Why can coefficient $a$ between spacetime intervals depend on absolute relative velocity between the systems?

Question

I read Landau & Lifshitz' Classical Theory of Fields book (page 14-15) (see pic below) and I was confused when I saw in proof that coefficient $a$ between spacetime intervals $(ds)^2$ and $(ds')^2$ can only depend on the absolute relative velocity between the systems.

I.e. $$(ds)^2=a(ds')^2.\tag{p.5}$$

I proved that coefficient $a$ should be. But I don't understand what should it depend on and why?
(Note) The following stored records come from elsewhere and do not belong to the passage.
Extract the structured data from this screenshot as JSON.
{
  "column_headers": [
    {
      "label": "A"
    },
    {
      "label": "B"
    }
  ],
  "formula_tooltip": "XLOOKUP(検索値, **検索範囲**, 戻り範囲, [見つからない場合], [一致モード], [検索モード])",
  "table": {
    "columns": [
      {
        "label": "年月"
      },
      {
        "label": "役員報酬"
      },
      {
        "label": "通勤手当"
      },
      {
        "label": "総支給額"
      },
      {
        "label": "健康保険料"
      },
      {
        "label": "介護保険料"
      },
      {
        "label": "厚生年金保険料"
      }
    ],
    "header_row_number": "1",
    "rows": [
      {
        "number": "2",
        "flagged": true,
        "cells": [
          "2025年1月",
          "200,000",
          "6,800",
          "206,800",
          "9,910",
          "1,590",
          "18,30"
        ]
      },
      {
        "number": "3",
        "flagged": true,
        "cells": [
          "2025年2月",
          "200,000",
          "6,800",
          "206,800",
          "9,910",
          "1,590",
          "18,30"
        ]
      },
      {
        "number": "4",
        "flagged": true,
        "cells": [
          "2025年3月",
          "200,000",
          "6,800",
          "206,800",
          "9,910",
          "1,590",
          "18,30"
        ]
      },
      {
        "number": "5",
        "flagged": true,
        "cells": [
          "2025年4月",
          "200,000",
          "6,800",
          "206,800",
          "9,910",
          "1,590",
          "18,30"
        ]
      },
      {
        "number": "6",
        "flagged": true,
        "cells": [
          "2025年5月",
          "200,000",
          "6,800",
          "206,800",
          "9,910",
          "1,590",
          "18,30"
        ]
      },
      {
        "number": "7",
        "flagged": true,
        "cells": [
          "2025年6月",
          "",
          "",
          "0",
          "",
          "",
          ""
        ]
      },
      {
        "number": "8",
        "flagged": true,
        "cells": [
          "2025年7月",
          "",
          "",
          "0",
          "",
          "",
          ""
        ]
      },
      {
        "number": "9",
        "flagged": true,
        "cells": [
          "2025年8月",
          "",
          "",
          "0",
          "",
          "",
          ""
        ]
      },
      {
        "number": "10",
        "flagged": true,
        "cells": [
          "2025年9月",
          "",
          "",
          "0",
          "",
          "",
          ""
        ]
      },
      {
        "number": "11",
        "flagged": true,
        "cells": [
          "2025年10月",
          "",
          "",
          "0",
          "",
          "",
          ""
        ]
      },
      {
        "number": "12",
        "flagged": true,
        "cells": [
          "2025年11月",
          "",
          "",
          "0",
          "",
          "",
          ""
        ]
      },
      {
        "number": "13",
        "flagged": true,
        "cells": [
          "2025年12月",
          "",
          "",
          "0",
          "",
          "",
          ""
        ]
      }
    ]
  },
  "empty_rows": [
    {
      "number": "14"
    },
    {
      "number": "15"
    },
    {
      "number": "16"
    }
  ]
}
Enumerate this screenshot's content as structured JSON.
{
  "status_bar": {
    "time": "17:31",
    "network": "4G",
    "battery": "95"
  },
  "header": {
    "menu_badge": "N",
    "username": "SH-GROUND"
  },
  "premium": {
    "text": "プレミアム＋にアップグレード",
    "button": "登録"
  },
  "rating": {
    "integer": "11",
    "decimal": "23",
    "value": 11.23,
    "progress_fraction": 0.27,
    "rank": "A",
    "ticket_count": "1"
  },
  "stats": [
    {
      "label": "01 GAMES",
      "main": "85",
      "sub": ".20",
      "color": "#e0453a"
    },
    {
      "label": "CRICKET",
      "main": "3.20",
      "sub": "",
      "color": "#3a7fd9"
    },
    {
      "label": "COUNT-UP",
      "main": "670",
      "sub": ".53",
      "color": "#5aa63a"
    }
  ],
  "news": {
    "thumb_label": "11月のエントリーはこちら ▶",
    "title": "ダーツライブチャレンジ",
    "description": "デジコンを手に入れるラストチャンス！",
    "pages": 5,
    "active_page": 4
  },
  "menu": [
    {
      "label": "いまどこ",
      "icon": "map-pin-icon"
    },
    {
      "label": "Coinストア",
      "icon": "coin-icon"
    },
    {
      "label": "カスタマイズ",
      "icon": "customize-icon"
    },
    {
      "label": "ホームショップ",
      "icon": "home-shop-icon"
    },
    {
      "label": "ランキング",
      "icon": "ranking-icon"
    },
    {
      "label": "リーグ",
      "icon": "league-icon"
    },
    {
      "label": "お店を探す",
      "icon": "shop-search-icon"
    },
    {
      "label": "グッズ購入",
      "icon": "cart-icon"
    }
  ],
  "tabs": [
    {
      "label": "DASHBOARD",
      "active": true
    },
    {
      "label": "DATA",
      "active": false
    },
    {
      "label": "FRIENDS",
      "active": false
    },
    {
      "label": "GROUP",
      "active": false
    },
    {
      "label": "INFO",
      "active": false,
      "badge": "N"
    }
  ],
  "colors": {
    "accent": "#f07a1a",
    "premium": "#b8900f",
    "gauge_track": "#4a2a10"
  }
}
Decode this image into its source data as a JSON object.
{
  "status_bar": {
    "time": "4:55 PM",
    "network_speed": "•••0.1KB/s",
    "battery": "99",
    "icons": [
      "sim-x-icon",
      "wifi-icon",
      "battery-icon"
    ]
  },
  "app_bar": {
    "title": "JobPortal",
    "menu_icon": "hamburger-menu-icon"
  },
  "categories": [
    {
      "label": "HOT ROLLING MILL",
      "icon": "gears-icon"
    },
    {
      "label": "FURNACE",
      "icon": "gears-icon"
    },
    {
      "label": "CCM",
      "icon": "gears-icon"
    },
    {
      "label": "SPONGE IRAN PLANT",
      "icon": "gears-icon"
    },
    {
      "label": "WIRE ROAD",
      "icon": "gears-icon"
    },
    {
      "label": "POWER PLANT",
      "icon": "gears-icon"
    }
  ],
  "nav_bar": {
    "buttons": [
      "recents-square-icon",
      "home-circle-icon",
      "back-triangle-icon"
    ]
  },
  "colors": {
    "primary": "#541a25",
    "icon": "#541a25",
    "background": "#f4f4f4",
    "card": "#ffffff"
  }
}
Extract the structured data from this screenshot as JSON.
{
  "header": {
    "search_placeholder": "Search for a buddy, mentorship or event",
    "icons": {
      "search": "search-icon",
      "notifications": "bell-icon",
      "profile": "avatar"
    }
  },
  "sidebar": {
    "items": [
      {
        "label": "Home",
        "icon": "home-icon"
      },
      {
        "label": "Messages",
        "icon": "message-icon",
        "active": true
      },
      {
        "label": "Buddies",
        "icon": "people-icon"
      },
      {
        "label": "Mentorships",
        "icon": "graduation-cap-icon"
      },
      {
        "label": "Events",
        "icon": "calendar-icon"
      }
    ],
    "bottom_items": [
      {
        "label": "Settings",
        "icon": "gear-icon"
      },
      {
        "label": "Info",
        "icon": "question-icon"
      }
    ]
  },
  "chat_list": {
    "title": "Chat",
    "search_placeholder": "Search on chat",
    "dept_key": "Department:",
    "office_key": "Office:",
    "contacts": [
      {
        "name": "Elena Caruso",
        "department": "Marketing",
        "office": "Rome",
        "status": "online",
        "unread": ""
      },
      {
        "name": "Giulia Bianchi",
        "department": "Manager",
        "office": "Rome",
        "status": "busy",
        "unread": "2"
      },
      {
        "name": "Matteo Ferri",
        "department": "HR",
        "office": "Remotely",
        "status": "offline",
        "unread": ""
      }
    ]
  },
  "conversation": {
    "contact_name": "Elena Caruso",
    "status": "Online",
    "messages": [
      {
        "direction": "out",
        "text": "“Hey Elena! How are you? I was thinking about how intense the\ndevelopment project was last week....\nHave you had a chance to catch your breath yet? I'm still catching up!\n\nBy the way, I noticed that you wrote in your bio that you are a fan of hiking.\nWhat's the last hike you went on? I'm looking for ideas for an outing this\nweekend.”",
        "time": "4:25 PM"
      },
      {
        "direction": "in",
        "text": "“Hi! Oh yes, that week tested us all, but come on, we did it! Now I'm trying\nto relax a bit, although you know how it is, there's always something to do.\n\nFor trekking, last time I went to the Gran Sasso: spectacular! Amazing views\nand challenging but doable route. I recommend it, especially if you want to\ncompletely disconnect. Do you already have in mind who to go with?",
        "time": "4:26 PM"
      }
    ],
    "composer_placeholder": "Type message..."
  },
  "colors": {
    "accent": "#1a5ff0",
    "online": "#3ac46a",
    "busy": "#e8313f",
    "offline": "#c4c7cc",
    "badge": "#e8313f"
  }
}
And why can coefficient $a$ depend on absolute relative velocity between the systems? i.e. $a=a(V)$?

Answer 1

The authors are trying to argue that the factor $a$ is identically 1. They start with the assumption that it could in principle depend on the location in spacetime, or on the velocities of the two frames that are measuring the interval. But they then continue to argue that:

• It can't actually depend on the location in spacetime, since we are assuming that spacetime is homogeneous.
• It can't depend on the direction of the relative velocities of the frames, since we are assuming that spacetime is isotropic.

The only thing left that it could depend on is the magnitude of the relative velocity between the frames.

The authors then consider three reference frames $K$, $K_1$, and $K_2$ moving non-colinearly. From the relations that must hold between the $a$ factors in these transforamtions, they conclude that the factor $a$ must actually be 1, i.e., $ds^2 = {ds'}^2$.